Why did they fail here when they succeeded before? The tradition preserved in the Talmud and rehearsed by the meturgeman's contemporaries is that demons and magical forces can manipulate objects larger than a barley grain, but lice are smaller than that threshold. Magic has a floor. Below a certain size, only the Creator works.

Whether or not one accepts the technical explanation, the spiritual point is stunning. Empires can fake big miracles. They can stage the rivers, they can multiply frogs. What they cannot fake is the detail work — the tiny, intricate, living craftsmanship of creation itself. A single louse undoes Egypt's sorcerers because it requires the patience of a God who cares about microscopic life.

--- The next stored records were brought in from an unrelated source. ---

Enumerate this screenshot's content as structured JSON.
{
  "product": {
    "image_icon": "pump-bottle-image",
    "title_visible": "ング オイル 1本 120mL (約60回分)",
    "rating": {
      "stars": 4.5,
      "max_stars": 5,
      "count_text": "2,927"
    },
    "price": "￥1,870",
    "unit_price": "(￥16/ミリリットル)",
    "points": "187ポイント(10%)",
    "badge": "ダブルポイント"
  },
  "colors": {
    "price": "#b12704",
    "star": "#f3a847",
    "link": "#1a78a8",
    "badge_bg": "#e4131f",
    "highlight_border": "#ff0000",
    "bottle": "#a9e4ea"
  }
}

The Torah says the magicians finally confessed, this is the finger of God (Exodus 8:15). That confession was born not from a collapse of power, but from a collapse of pretense. The meturgeman's term their burnings — their ritual fires — simply would not ignite a louse.

The takeaway: the real test of divinity is not in the flashy miracle but in the small ones. A God who can make lice is a God who also made you.